AIM signs contract with the Armed Forces
On Friday November 27 the Norwegian Armed Forces signed a major maintenance agreement with AIM Norway. AIM will also in the next five years help to keep the Sea King rescue helicopter in the air.
– The contract is obviously important for us. We are specialists on Sea King, we currently have around 30 employees on this activity and we want to maintain continuity in this area. It is also important for our expertise in helicopter engines, when we want to compete for maintenance contracts on the next generation rescue helicopter, says CEO of AIM, Ove Haukåssveen.
– This contract is a success for the Armed Forces. The agreement clearly offers a cost-effective way to ensure that Sea King helicopters have sufficient operational capacity for the lifetime, said chief operating procurement in the Defence Logistics Organization, Magnus Hansvold.
The new contract has a duration of five years, with an option for a two-year extension and has an estimated value of about 500 million NOK (~60 MUSD). AIM Norway continues to perform maintenance on the engines to Sea King rescue helicopter, but maintenance should be done after a PBL model (Performance-Based Logistics).
This means that AIM at any time should have two engines ready at Rygge airbase so defective engines can instantly be replaced with one of the two working engines. This concept is derived from the success associated with PBL maintenance on F-100 engines for the Air Force’s F-16 which is also maintained by AIM.
– We have maintained Sea King for over 40 years, but this is a new contract model. The agreement requires more management and planning from our side. We carry more risk and must ensure that all parts are available to perform maintenance, says Haukåssveen.
– We have completed a competition in the open market where there were two candidates who showed interest: AIM Norway and an international competitor. After an exciting and even competition, the choice fell on AIM Norway, says lawyer and senior adviser Robert Daley in Operational Procurement Department of the Norwegian Defence Logistics Organisation (NDLO).
– We experience that NDLO has implemented this bidding process in an orderly and professional manner, and the choice of supplier is very well justified on the basis of competition criteria and requirements, says Haukåssveen.
AIM has good knowledge of the Armed Forces as a customer and knows the needs of the Armed Forces.
– Our expertise is helping to keep the helicopters and aircrafts in the air as much as possible. The availability of Sea King has until now been superb, especially considering that the aircraft is getting quite old, says Haukåssveen.
In the period 2018 to 2021, the Armed Forces replace the Sea King and introduce a new rescue helicopter, named AW101. As many know, the F-35 is to replace the F-16 during the same period, and the Air Force is thus heading towards a significant technological transition.

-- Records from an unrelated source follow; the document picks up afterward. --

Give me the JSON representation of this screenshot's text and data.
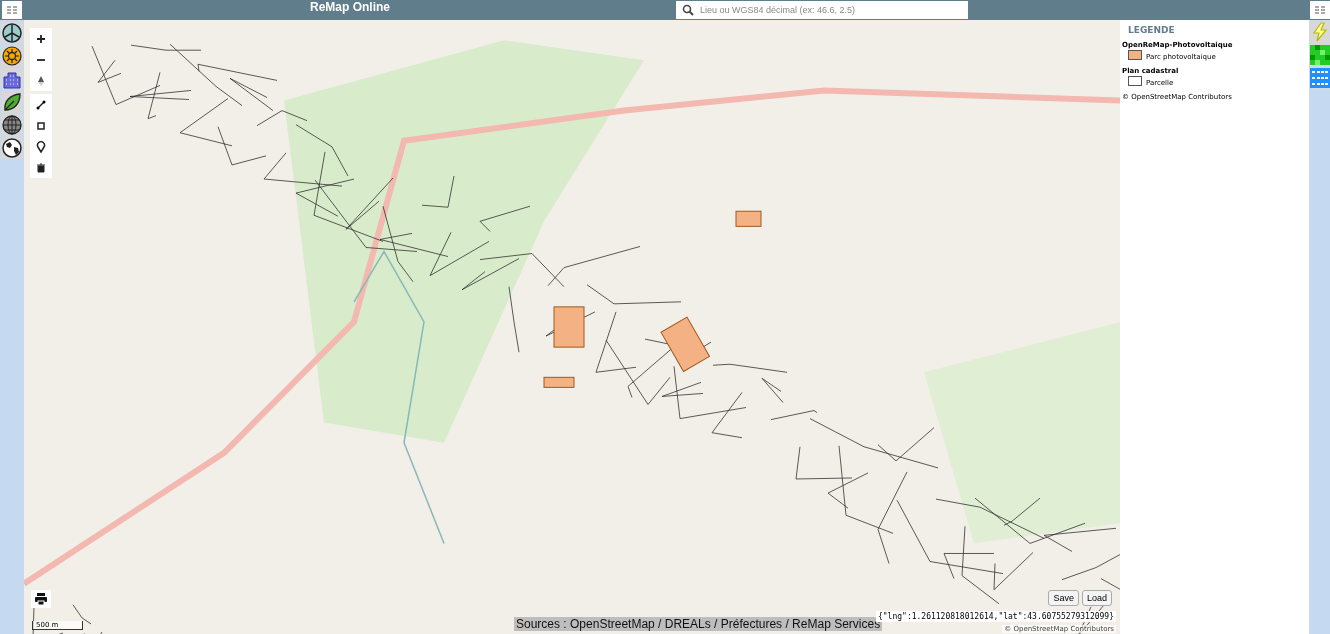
{
  "header": {
    "title": "ReMap Online",
    "search": {
      "placeholder": "Lieu ou WGS84 décimal (ex: 46.6, 2.5)"
    }
  },
  "legend": {
    "title": "LEGENDE",
    "groups": [
      {
        "name": "OpenReMap-Photovoltaique",
        "items": [
          {
            "label": "Parc photovoltaique",
            "color": "#f4b183"
          }
        ]
      },
      {
        "name": "Plan cadastral",
        "items": [
          {
            "label": "Parcelle",
            "color": "#ffffff"
          }
        ]
      }
    ],
    "attribution": "© OpenStreetMap Contributors"
  },
  "map": {
    "scale": "500 m",
    "buttons": [
      "Save",
      "Load"
    ],
    "coordinates": "{\"lng\":1.261120818012614,\"lat\":43.60755279312099}",
    "attribution": "© OpenStreetMap Contributors",
    "sources": "Sources : OpenStreetMap / DREALs / Préfectures / ReMap Services"
  }
}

AIM also seems to take a position in the maintenance of the engines of the new fighter aircraft, but it still to enter contracts..
FACTS ABOUT AIM NORWAY
AIM Norway, Aerospace Industrial Maintenance Norway SF, formerly known as the Air Force’s maintenance depot was converted into state-owned enterprise in December 2011 and is wholly owned by the Ministry of Defence. AIM Norway represents the most experienced aeronautical environment in Norway with continuous operations since 1916.
AIM Norway delivers maintenance and modification services for aircraft, helicopters, components and ground equipment to the Armed Forces and other customers. AIM Norway is part of the international production program for the F-35 of horizontal and vertical tails to the new aircraft.
AIM Norway has 430 employees, working in 22 different specialist workshops, organized in the areas of aircraft maintenance, engine maintenance, electronics / avionics maintenance, mechanical processes and production.